Government announces medical research review in bid to cut red tape

Independent look at regulation is needed to bring greater coordination and ‘freedom from unnecessary bureaucracy’, Zoë Corbyn reports

March 26, 2010

A review of medical research is to be conducted by the Academy of Medical Sciences on behalf of the government amid concern over the negative impact of red tape.

Andy Burnham, the secretary of state for health, announced the independent review of the sector’s regulation and governance on 25 March. It was also revealed that the prime minister is considering appointing a minister for life sciences in the next Parliament.

The announcements coincided with the news that the Medical Research Council has moved a step closer to securing funding for the UK Centre for Medical Research and Innovation, a new super-lab being built in St Pancras in London.

If the business case is approved later this year, the project will be allocated £250 million in funding, which will be in addition to the £47 million that the MRC has already spent on the site.

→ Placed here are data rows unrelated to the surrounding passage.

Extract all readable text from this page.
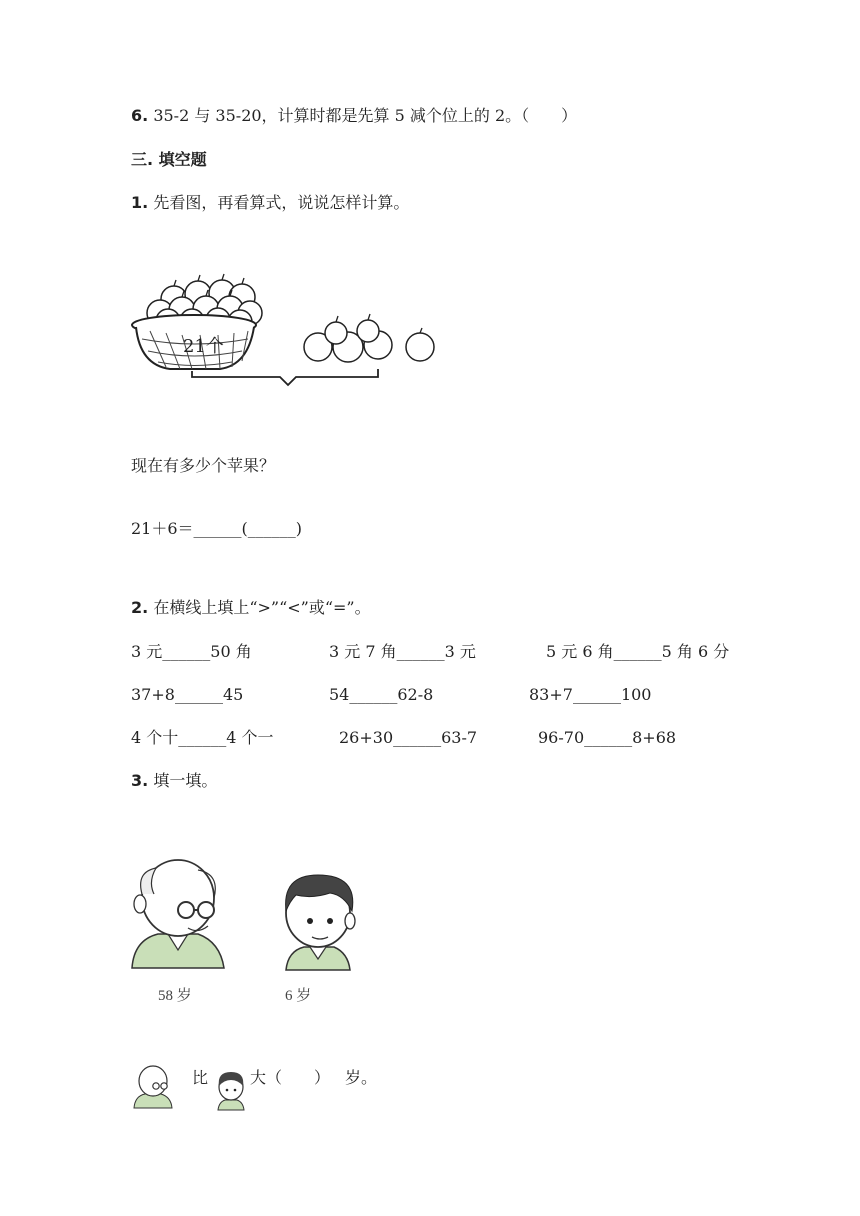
6. 35-2 与 35-20，计算时都是先算 5 减个位上的 2。（　　）
三. 填空题
1. 先看图，再看算式，说说怎样计算。
21个
现在有多少个苹果？
21＋6＝______(______)
2. 在横线上填上“>”“<”或“=”。
3 元______50 角	3 元 7 角______3 元	5 元 6 角______5 角 6 分
37+8______45	54______62-8	83+7______100
4 个十______4 个一	26+30______63-7	96-70______8+68
3. 填一填。
58 岁	6 岁
比	大（　　） 岁。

The review of medical research follows the publication of a report from the academy earlier this week entitled “Reaping the rewards: A vision for UK medical science”.

It warns that the current regulatory environment, including requirements for clinical trial, is driving medical science abroad, and it argues that publicly funded health research needs further coordination.

Mr Burnham said it was becoming “increasingly clear” that medical research is being stifled by red tape.

“For research to flourish and provide the huge benefit it can give to the health and wealth of the country, it needs freedom from unnecessary bureaucracy and interference,” he said.

The review raises once again the question of whether the research functions of the Department of Health should be brought closer to the Medical Research Council.

The Office for Strategic Coordination of Health Research, which was set up in 2006 to coordinate the research functions of both bodies, is chaired by John Bell, who is also president of the Academy of Medical Sciences.

A report on bioengineering by MPs on the House of Commons Science and Technology Committee was also published on 25 March. It argues that the UK is struggling to translate its research base in bioengineering into health and wealth.